It's only in looking back that we see how hilariously the alien admen failed. For example ...
Don't you hate it when you hear a great joke while simultaneously eating a golf ball? Isn't it the worst when someone makes an oil painting of your stupid face as you're choke-laughing? Doesn't it make you mad when the person painting your picture is famed Americana illustrator Norman Rockwell, and also when three members of your family are surgically grafted to the back of your head?
I'm going to stop asking these questions, as the head waves of acknowledgment are starting a hurricane and my house is ill-prepared for the wind onslaught.
This girl knows what I'm talking about.
Today, we're so quick to hit the camera's delete button that our most unflattering pictures are gone before our brains can even register them. Raucous laughter only counts if it's photogenic, because who wants a record of that time their face made 14 chins? This is why it's kind of weird that old-school advertisers thought disquieting images of people laughing would sell their products. Not polite chuckling. Not pretty smiling or, God help me, smizing. These were wide-eyed, open-mouthed guffaws that are unnatural to anyone outside the dentist's office.
Listen up, kids! This sexually charged rock song is HILARIOUS!
Like the word "Foghat," nothing in the ad above makes sense. The little girl looks like the TV farted in her face, and the boy has got to be playing some amazing game that couldn't have possibly existed at the time. The dad is either reliving some 'Nam shit or doing something dirty with an invisible lover. Either way, inappropriate.
I can understand the instinct to associate a product with fun and hilarity, even if the execution is an unmitigated mess of contorted faces. What I can't understand, and will never understand, is this:
Imagine Don and Peggy presenting this drawing to the Canada Dry people: What's really going to sell your drink is a cross-eyed, double-chinned redheaded kid having a stroke! And heeeeere he is! (Produces illustration/simultaneously cleans up the vomit in the conference room.)
I've been trying to make this exact face in the mirror for 30 minutes, and all I've learned is that it's physically impossible and that ginger ale can go back to the hell it came from.
Look, I work on the Internet. I get the instinct to shock and tittylate the masses for attention. Sometimes you get readers with cheesecake (tittylating), and sometimes you get them with scary ads that would have worked better as advertisements for my nightmares. For example, check out this ad with this sexy lady in her red velvet cake of a car.

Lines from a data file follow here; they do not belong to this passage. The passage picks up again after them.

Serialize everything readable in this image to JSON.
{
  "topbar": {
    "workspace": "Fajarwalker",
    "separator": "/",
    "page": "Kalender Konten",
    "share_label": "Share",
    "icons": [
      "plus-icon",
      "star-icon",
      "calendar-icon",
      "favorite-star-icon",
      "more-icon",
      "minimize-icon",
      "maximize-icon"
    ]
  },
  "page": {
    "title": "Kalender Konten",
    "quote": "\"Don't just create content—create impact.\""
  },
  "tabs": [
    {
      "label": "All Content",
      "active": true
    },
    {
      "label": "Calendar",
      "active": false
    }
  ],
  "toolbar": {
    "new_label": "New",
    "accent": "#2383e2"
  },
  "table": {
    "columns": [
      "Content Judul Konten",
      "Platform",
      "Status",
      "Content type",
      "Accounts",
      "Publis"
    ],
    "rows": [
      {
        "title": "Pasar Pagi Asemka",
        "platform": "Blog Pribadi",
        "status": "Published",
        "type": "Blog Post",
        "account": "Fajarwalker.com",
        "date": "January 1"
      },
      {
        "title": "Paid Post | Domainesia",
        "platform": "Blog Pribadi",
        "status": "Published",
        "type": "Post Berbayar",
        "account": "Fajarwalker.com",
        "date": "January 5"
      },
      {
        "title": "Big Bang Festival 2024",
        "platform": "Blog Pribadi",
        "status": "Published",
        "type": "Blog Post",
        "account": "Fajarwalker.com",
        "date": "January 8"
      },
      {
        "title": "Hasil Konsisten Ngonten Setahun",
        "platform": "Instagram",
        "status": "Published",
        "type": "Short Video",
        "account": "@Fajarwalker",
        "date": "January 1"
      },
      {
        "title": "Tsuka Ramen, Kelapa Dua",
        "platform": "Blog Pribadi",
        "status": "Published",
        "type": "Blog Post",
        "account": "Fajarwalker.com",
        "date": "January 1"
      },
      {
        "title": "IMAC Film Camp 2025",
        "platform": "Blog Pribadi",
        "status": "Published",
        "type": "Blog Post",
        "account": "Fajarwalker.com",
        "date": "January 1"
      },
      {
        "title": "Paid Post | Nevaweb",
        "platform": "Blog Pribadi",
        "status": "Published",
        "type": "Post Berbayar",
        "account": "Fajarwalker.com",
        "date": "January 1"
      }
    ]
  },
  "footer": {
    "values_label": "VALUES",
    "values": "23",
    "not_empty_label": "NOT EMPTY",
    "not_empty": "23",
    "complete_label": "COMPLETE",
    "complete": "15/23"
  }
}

Judging by the scale, this is the world's fanciest semi.
Why, hello, princess. This vision in your grandma's nightgown is looking for a man to wrap his hands around her faux wood wagon wheel and drive her around town, all sexy-like. Maybe if the man is lucky, the two can make some stains on that red-ass velour. Except, no, take a step back and you'll see why a late night rendezvous with Madam Snuggie would never happen.
There in the skylight is the hovering head of a man who has no reason to be there, other than to assert his authority over his lady and you, the consumer. So who was this Thunderbird ad targeting here? Women who wear their pajamas out on the town, or the strange men who float over them? That was a trick question. The answer is lady Klansmen who forgot their hoods.
As ominous as this ad was, at least the Thunderbird people had the good sense to put a beautiful woman in their coffin of a car. You might be scared or confused, but you don't start crying as soon as you see it. Australia's Teenagers Weekly magazine had no interest in offering you such comfort.
Not since Twilight have teenagers gotten such terrible treatment. Notice the dinky tassels flaccidly hanging off the monsters' heads and how they seem to be sporting Superman logos on both cheeks and foreheads. If you've ever wondered what it would have looked like if Canada had invented luchadores, there you go. Speaking of Canada inventing weird things ...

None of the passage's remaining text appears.